None of the moves I did passed through conscious thinking before they were translated into body language. The music and all the thoughts of me taking Odette's story and making it my own suddenly consumed me and brought me to a level of dance that I might as well have considered Nirvana. Everything, even my physical body seemed to disintegrate into a runny-edged blur. It was something I'd never felt before but it was good. I became the swan. I became the music. I was Odette.

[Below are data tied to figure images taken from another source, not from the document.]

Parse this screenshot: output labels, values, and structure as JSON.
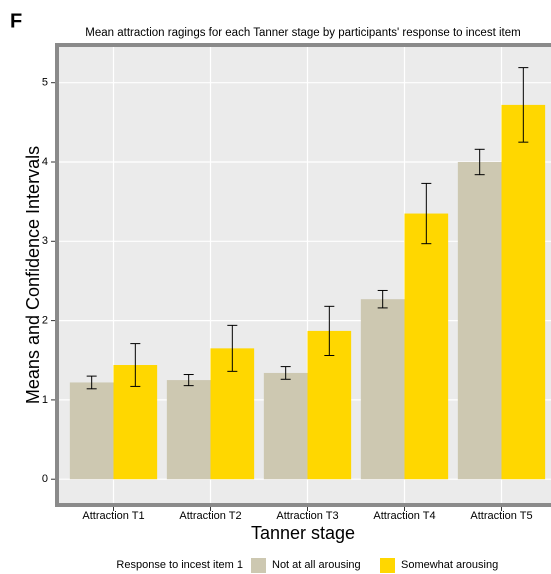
{
  "panel_label": "F",
  "chart_data": {
    "type": "bar",
    "title": "Mean attraction ragings for each Tanner stage by participants' response to incest item",
    "x_label": "Tanner stage",
    "y_label": "Means and Confidence Intervals",
    "legend_title": "Response to incest item 1",
    "categories": [
      "Attraction T1",
      "Attraction T2",
      "Attraction T3",
      "Attraction T4",
      "Attraction T5"
    ],
    "series": [
      {
        "name": "Not at all arousing",
        "color": "#cdc8b1",
        "values": [
          1.22,
          1.25,
          1.34,
          2.27,
          4.0
        ],
        "errors": [
          0.08,
          0.07,
          0.08,
          0.11,
          0.16
        ]
      },
      {
        "name": "Somewhat arousing",
        "color": "#ffd700",
        "values": [
          1.44,
          1.65,
          1.87,
          3.35,
          4.72
        ],
        "errors": [
          0.27,
          0.29,
          0.31,
          0.38,
          0.47
        ]
      }
    ],
    "ylim": [
      -0.3,
      5.45
    ],
    "yticks": [
      0,
      1,
      2,
      3,
      4,
      5
    ],
    "grid": true
  }
}
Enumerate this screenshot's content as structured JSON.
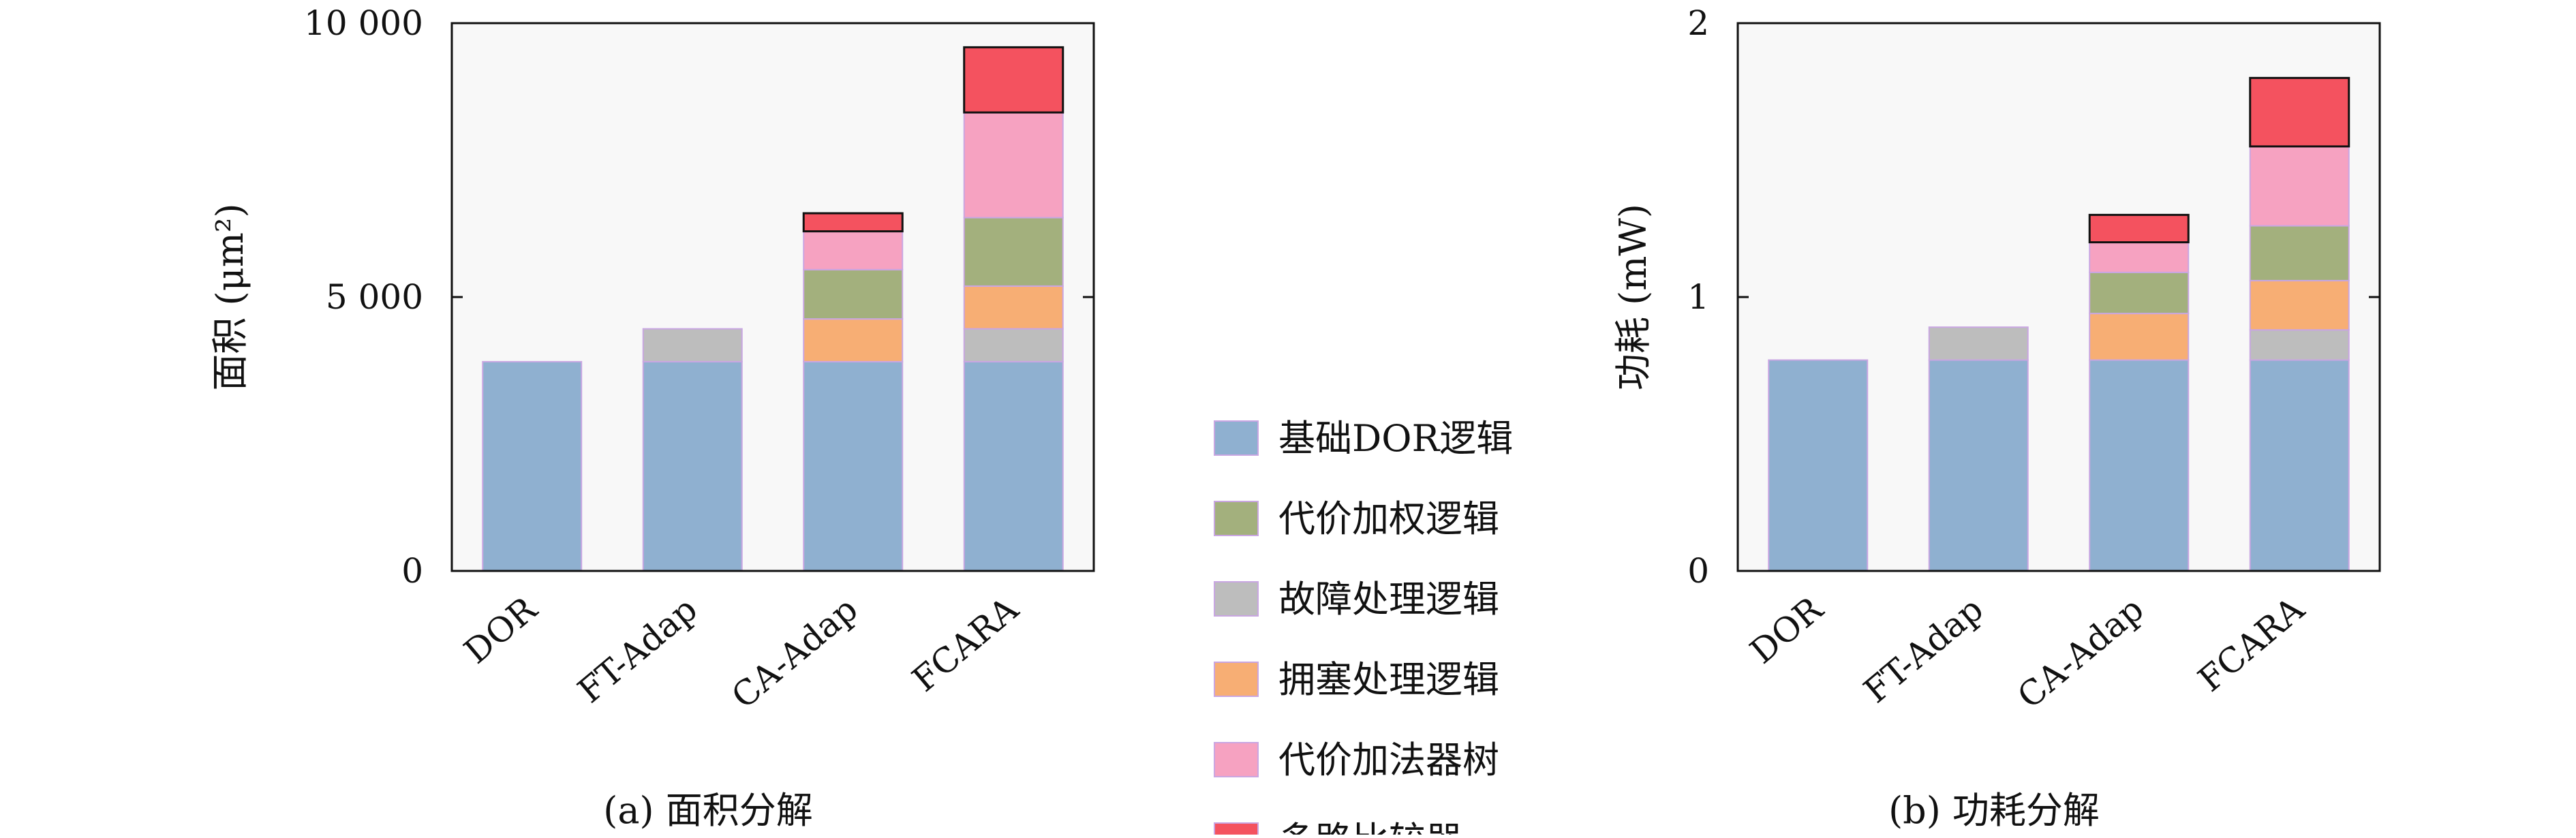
{
  "colors": {
    "plot_bg": "#f8f8f8",
    "axis": "#111111",
    "segment_stroke": "#c9a6e2",
    "top_stroke": "#111111"
  },
  "legend": {
    "items": [
      {
        "label": "基础DOR逻辑",
        "color": "#8fb0d0"
      },
      {
        "label": "代价加权逻辑",
        "color": "#a3b07d"
      },
      {
        "label": "故障处理逻辑",
        "color": "#bdbdbd"
      },
      {
        "label": "拥塞处理逻辑",
        "color": "#f7ae74"
      },
      {
        "label": "代价加法器树",
        "color": "#f6a2c1"
      },
      {
        "label": "多路比较器",
        "color": "#f4525f"
      }
    ]
  },
  "chart_data": [
    {
      "type": "bar",
      "stacked": true,
      "caption": "(a) 面积分解",
      "ylabel": "面积 (μm²)",
      "ylim": [
        0,
        10000
      ],
      "yticks": [
        0,
        5000,
        10000
      ],
      "ytick_labels": [
        "0",
        "5 000",
        "10 000"
      ],
      "categories": [
        "DOR",
        "FT-Adap",
        "CA-Adap",
        "FCARA"
      ],
      "series": [
        {
          "name": "基础DOR逻辑",
          "values": [
            3820,
            3820,
            3820,
            3820
          ]
        },
        {
          "name": "故障处理逻辑",
          "values": [
            0,
            600,
            0,
            600
          ]
        },
        {
          "name": "拥塞处理逻辑",
          "values": [
            0,
            0,
            780,
            780
          ]
        },
        {
          "name": "代价加权逻辑",
          "values": [
            0,
            0,
            900,
            1250
          ]
        },
        {
          "name": "代价加法器树",
          "values": [
            0,
            0,
            700,
            1920
          ]
        },
        {
          "name": "多路比较器",
          "values": [
            0,
            0,
            330,
            1190
          ]
        }
      ]
    },
    {
      "type": "bar",
      "stacked": true,
      "caption": "(b) 功耗分解",
      "ylabel": "功耗 (mW)",
      "ylim": [
        0,
        2
      ],
      "yticks": [
        0,
        1,
        2
      ],
      "ytick_labels": [
        "0",
        "1",
        "2"
      ],
      "categories": [
        "DOR",
        "FT-Adap",
        "CA-Adap",
        "FCARA"
      ],
      "series": [
        {
          "name": "基础DOR逻辑",
          "values": [
            0.77,
            0.77,
            0.77,
            0.77
          ]
        },
        {
          "name": "故障处理逻辑",
          "values": [
            0,
            0.12,
            0,
            0.11
          ]
        },
        {
          "name": "拥塞处理逻辑",
          "values": [
            0,
            0,
            0.17,
            0.18
          ]
        },
        {
          "name": "代价加权逻辑",
          "values": [
            0,
            0,
            0.15,
            0.2
          ]
        },
        {
          "name": "代价加法器树",
          "values": [
            0,
            0,
            0.11,
            0.29
          ]
        },
        {
          "name": "多路比较器",
          "values": [
            0,
            0,
            0.1,
            0.25
          ]
        }
      ]
    }
  ]
}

I continued to dance until I reached the part where Odette and Siegfried had to die. I did a dramatic chasse before collapsing on the floor, panting and after what felt like an eternity, I finally realized people were still looking at me.

My adrenalin died down and the story that had engulfed me started to fade as quickly as the kids' faces did before.

I got up, sitting back in my chair, breathing heavily. I felt your hands fall on my shoulders, massaging them gently. I looked around and listened. Wide eyes from nurses, kids, teens and parents were on me. The room was silent except for the constant hum and drip and whir of machines in the room. I took a deep breath as Lilly quickly reattached my IV.

"And that's how it was. Odette and Siegfried died in each other's arms only to wake up because the spell was broken by their true love. Odile remained a swan forever and Rothbart—well, you can guess what happened to him." I grinned at my own words before letting words I'd never believe in slip out of my mouth. "And Odette and Siegfried lived happily ever after."

I was met with applause and standing ovations.

Some of the nurses and moms were teary eyed while kids where whooping. The tweens on the mezzanine where gushing over the love story.

You smiled at me as I leaned back into my chair, exhausted. "Beautiful show you put on," you said as you gently wheeled me out into the hall.

"Thanks, Xan. Look, we still have a lot of time. Let's finish this hospital tour," I said, secretly wondering if I could give a performance as good as that ever again.